A friend just told me that this beautiful Norton Commando is an unsuitable mount because it may be prone to breaking down. The comment came from a man who owns two Alfa Romeos, so one would presume he's  familiar with the shame of standing next to a stricken vehicle whilst those who chose more wisely swerve around you.

But since when has mundane, depressing reliability been such a virtue? If we're all striving for turn-key, fill-up, set-and-forget operation from our vehicles, why isn't the 2002 Toyota Camry the world's most desirable car?

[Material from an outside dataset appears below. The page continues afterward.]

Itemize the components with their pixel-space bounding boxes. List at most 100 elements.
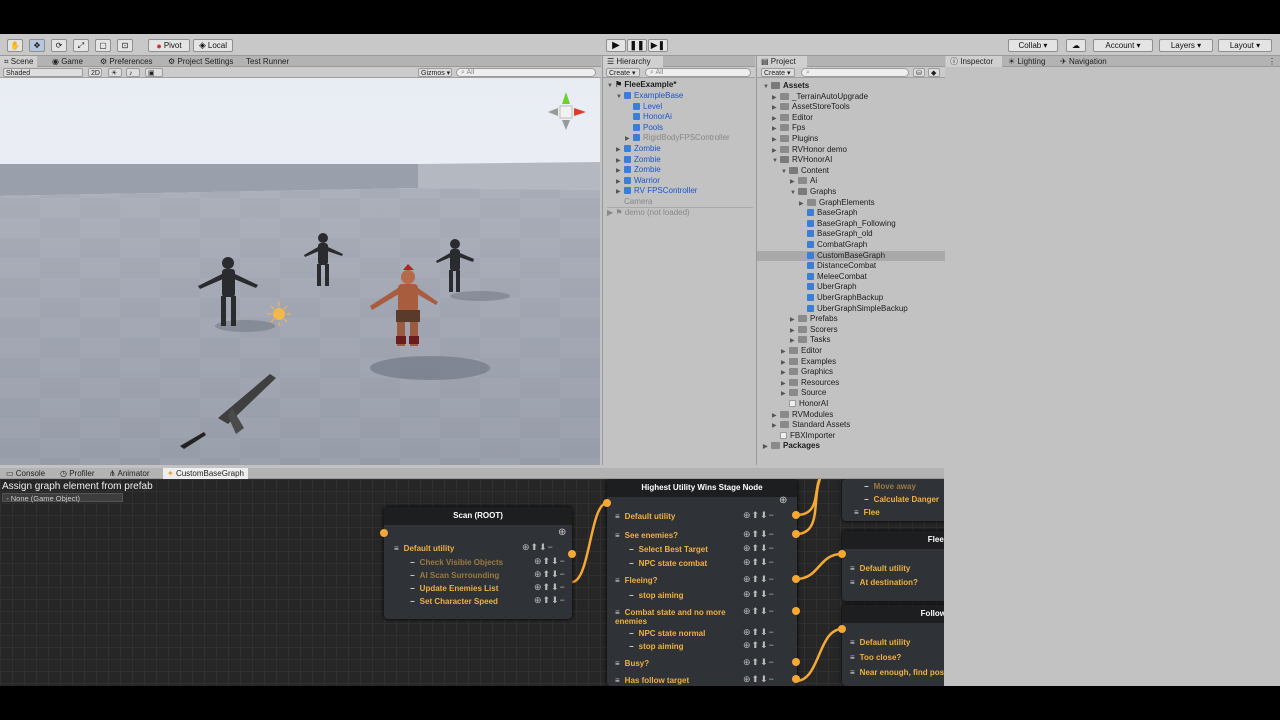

People who ride or drive old stuff are pioneers and adventurers by nature. No one would remember Livingstone or Stanley if they journeyed to the heart of the Congo in air-conditioned comfort behind the wheel of a beige sedan. Manfully (or womanfully?) tackling adversity armed with nothing more than a shifting spanner and a can-do attitude develops our character. And often an odd limp.

The zen of breakdowns is the topic of a short column that will hopefully appear in print very shortly, accompanied by an excellent photo Dan took. We'll keep you posted.


  1. Fair enough, but for me, it's all about the actually driving/riding said vehicle, so reliability is something I welcome when it comes to enjoying my investment!

    Note - I'm not the friend with the two Alfas......

  2. I think the actual operation of the vehicle is only part of the experience... I like having my hands dirty, tinkering, modifying, maintaining as much as I like being out on the road. Breakdowns round out the "total" experience.

    I think owning old stuff is a very different mentality to owning new stuff. My car and bike are both over 40 years old, compared to your Falcon and GSX-R, which are both closer to 10.

  3. Very true. Which is why newer vehicles are my choice of transport. To go one step further, if I ever owned an old car, I'd do whatever I could to make it turn key reliable.

  4. Good plan - we don't purposely engineer failure in to our vehicles, but I think an owner of a classic needs to recognise that they can't expect 40+ year old parts and 40+ year old designs to behave like a 6 month old domestic appliance...

  5. It’s the old conundrum that affects us all. We want to buy transport, so we choose one of two options. Option one involves little initial outlay, and plenty of time tinkering by the side of the road, accompanied by profuse profanity. Option two involves spending more money initially, and spending more time piloting the thing with the occasional bought of spanner twirling, hopefully in the comfort of the garage where there are plenty of tools and a spouse to abuse when it all goes wrong; but also most importantly a bed to fall into when you’ve had enough, rather than a vinyl seat inside a car. Having done both, I have to say that standing at the side of the road with nothing more than a 13mm spanner will make you a more rounded individual, but it’s not my preferred option anymore. I’d rather tinker at home when I need to, and spend my time away from home driving my classic and enjoying it, rather than lying in a pool of oil underneath it, wishing I’d packed by five-eighths socket.

  6. I was merely suggesting that a Wes Cooley rep GS1000S Ice Cream Van was a far superior bike to a vibey, leaky old Norton haunted by Lucas, Prince of Darkness.
    Now if it was a Fastback 750 Commando instead of Mr. Bloatey the 850 Interstate, I could understand tolerating it's Nortonariety... and that is why I tolerate the Italian-ness of my Alfas as opposed to the same raft of issues that afflict Audis and Saabs of the same period - the Alfa is much prettier to look at and far more involving to drive...

    And Neeeeek - since when have you owned Imperial sockets?